3. A passenger ship called The Palatine once caught fire off the island’s coast, killing
all aboard; some say the ghostly ship can still be seen burning on quiet nights.
4. In the winter, fewer than 1,000 people call the island home; the island’s tiny K-12
public school educates about 115 students.
5. The island has had a strong conservation movement since the 1970s, and now,
more than 43% is set aside as public open space. The island’s goal is to get to 50 percent.
6. Tradition has it that the island has 365 ponds, one for each day of the year – although modern geographers say it’s more like 300.
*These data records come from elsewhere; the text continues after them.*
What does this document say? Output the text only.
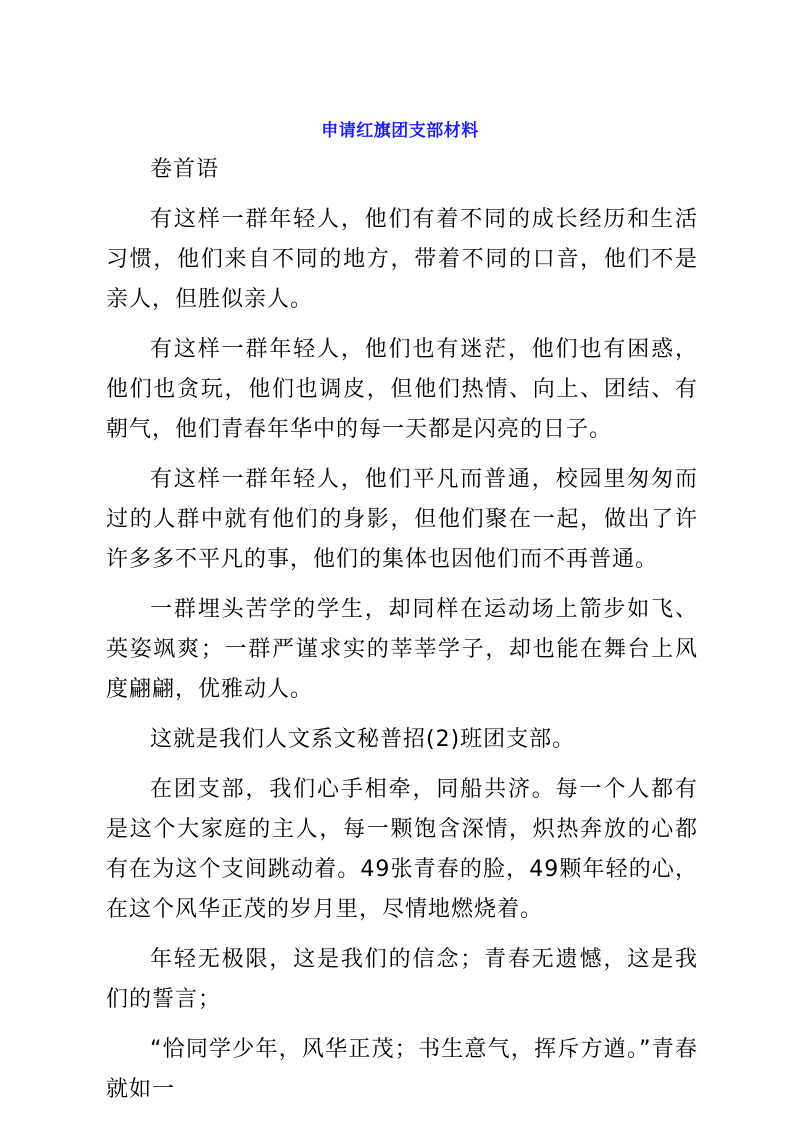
申请红旗团支部材料

卷首语

有这样一群年轻人，他们有着不同的成长经历和生活习惯，他们来自不同的地方，带着不同的口音，他们不是亲人，但胜似亲人。

有这样一群年轻人，他们也有迷茫，他们也有困惑，他们也贪玩，他们也调皮，但他们热情、向上、团结、有朝气，他们青春年华中的每一天都是闪亮的日子。

有这样一群年轻人，他们平凡而普通，校园里匆匆而过的人群中就有他们的身影，但他们聚在一起，做出了许许多多不平凡的事，他们的集体也因他们而不再普通。

一群埋头苦学的学生，却同样在运动场上箭步如飞、英姿飒爽；一群严谨求实的莘莘学子，却也能在舞台上风度翩翩，优雅动人。

这就是我们人文系文秘普招(2)班团支部。

在团支部，我们心手相牵，同船共济。每一个人都有是这个大家庭的主人，每一颗饱含深情，炽热奔放的心都有在为这个支间跳动着。49张青春的脸，49颗年轻的心，在这个风华正茂的岁月里，尽情地燃烧着。

年轻无极限，这是我们的信念；青春无遗憾，这是我们的誓言；

“恰同学少年，风华正茂；书生意气，挥斥方遒。”青春就如一
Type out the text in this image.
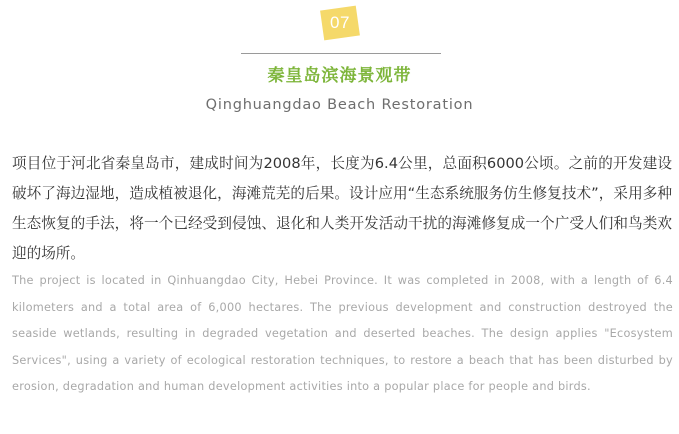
07
秦皇岛滨海景观带
Qinghuangdao Beach Restoration

项目位于河北省秦皇岛市，建成时间为2008年，长度为6.4公里，总面积6000公顷。之前的开发建设破坏了海边湿地，造成植被退化，海滩荒芜的后果。设计应用“生态系统服务仿生修复技术”，采用多种生态恢复的手法，将一个已经受到侵蚀、退化和人类开发活动干扰的海滩修复成一个广受人们和鸟类欢迎的场所。

The project is located in Qinhuangdao City, Hebei Province. It was completed in 2008, with a length of 6.4 kilometers and a total area of 6,000 hectares. The previous development and construction destroyed the seaside wetlands, resulting in degraded vegetation and deserted beaches. The design applies "Ecosystem Services", using a variety of ecological restoration techniques, to restore a beach that has been disturbed by erosion, degradation and human development activities into a popular place for people and birds.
7. Once a premier Victorian vacation destination that drew families complete with steamer trunks and full-skirted “bathing costumes,” the island is full of the ghosts of grand hotels that burned down. One such is the Ocean View, just above the town’s post office, where the US Congress once held a summer session.
8. More than 2,000 pleasure boats crowd the Great Salt Pond on an average during July Fourth weekend.
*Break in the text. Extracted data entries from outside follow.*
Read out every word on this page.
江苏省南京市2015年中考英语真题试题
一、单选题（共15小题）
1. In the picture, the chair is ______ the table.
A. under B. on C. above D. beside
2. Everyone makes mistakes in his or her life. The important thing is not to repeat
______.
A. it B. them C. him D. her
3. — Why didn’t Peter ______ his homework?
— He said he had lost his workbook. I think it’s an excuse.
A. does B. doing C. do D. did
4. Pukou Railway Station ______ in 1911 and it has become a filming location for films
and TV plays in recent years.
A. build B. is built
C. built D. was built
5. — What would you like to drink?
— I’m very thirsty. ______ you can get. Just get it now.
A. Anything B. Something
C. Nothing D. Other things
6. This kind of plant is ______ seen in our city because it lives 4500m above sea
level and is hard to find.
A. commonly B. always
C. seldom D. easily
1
9. The statue of Rebecca at the Well was erected by the Women’s Christian Temperance Movement, but a close look at the modern day statue (a faithful replica of the original) and her grapes and amphora hint that the late-1800s statue supply company may have mixed up the biblical figure with a more wine-friendly Greek goddess, Hebe.
10. Recently retired island nurse Mary Donnelly helped the sick and injured for 50 years and established a local charity, the Mary D Fund, which has been featured on every major news outlet. (Google it.) August’s annual Mary D Ball is the social event of the season.